Banking Sectoral Review Post-9M'14 Earnings

Proshare

Thursday, November 20, 2014 6:27 PM / CardinalStone Research

 

Following the release of 9M'14 results for the period ended 30th September 2014, we present our revised estimates for the banks within our coverage. Our perception is that overall sector performance was generally mixed, with a few banks reporting modest earnings growth. We remain more optimistic on Tier 1 Banks as these counters generally offer better risk/reward tradeoff.

 

Review and Update

With the earnings run-rate seen for the banks in our coverage as at 9M 2014 and the various regulatory changes in 2014, we do not envisage any significant improvement in FY'14 earnings. Thus, our forward guidance firmly incorporates a majority of the various regulatory antecedents that occurred during the review period. Amongst the issues during the period was the recent (September 30th) implementation of the Basel II capital adequacy requirements.

 

Thus, in light of the more stringent capital adequacy requirements we saw a number of banks raise additional capital through debt markets,  with the interest payment on those liabilities consequently impacting the respective bank's interest expense (notably ETI, ZENITHBANK and FBNH in the tier 1 space). Also, in perhaps a reflection of their stronger capitalization, credit growth amongst tier 1 bank's was surprising aggressive with an average QoQ growth of c.9% in net loans.

 

Valuations

Though quite a number of results were in line with our estimates, a number of deviations and changes in our medium term expectation of some banks necessitated a review of our target prices (TPs).

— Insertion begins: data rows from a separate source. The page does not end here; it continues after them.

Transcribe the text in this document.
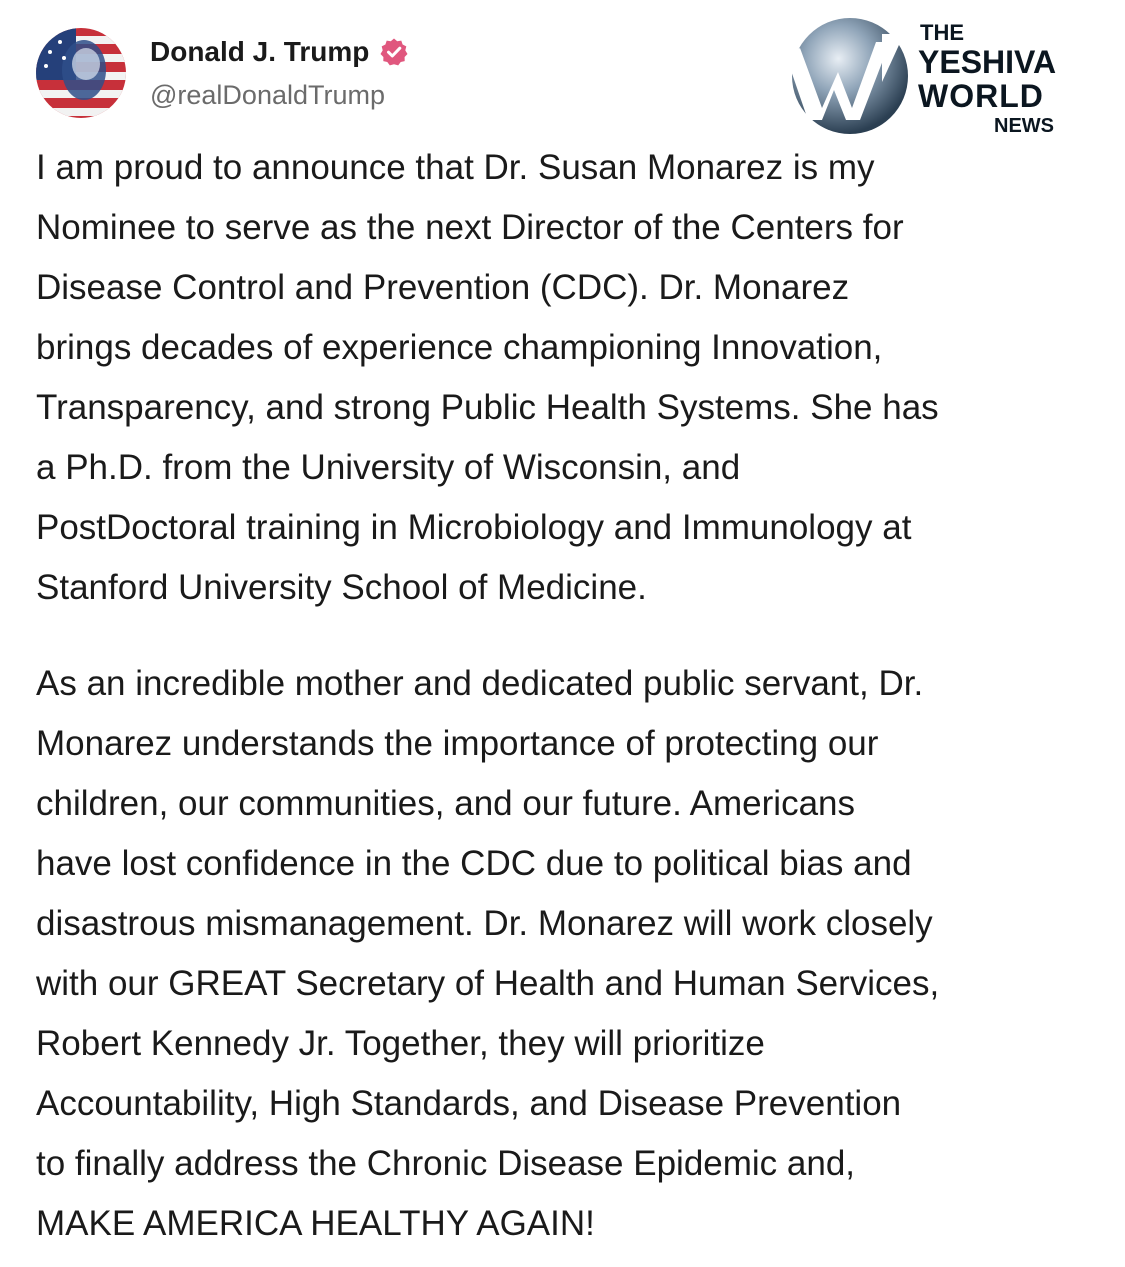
Donald J. Trump
@realDonaldTrump
THE
YESHIVA
WORLD
NEWS

I am proud to announce that Dr. Susan Monarez is my
Nominee to serve as the next Director of the Centers for
Disease Control and Prevention (CDC). Dr. Monarez
brings decades of experience championing Innovation,
Transparency, and strong Public Health Systems. She has
a Ph.D. from the University of Wisconsin, and
PostDoctoral training in Microbiology and Immunology at
Stanford University School of Medicine.

As an incredible mother and dedicated public servant, Dr.
Monarez understands the importance of protecting our
children, our communities, and our future. Americans
have lost confidence in the CDC due to political bias and
disastrous mismanagement. Dr. Monarez will work closely
with our GREAT Secretary of Health and Human Services,
Robert Kennedy Jr. Together, they will prioritize
Accountability, High Standards, and Disease Prevention
to finally address the Chronic Disease Epidemic and,
MAKE AMERICA HEALTHY AGAIN!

In tier 1 space, ACCESS with its impressive 9M'14 financials was the sole upgrade to a "BUY" recommendation on the back of its aggressive loan growth and interest income performance during that period. On the other hand,  UBA and ETI suffered TP downgrades following a disappointing performance in UBA and equity dilution in ETI. However, we retain a BUY rating on UBA, GUARANTY and ZENITHBANK given the significant share price declines of the past few weeks.

 

Amongst tier 2 banks, we revise our TP on STANBIC upwards and upgrade the stock to a BUY following persistent earnings outperformance through Q1'14 to 9M'14 as the group has kept interest expense significantly lower in a period when the opposite was observed for most peers and has maintained a rather resilient non-interest income. On the other-hand, we have cut our TPs on FIDELITYBK and DIAMONDBNK following revisions to our medium term expectations on the back of a slowdown in earning's run-rate since Q2'14.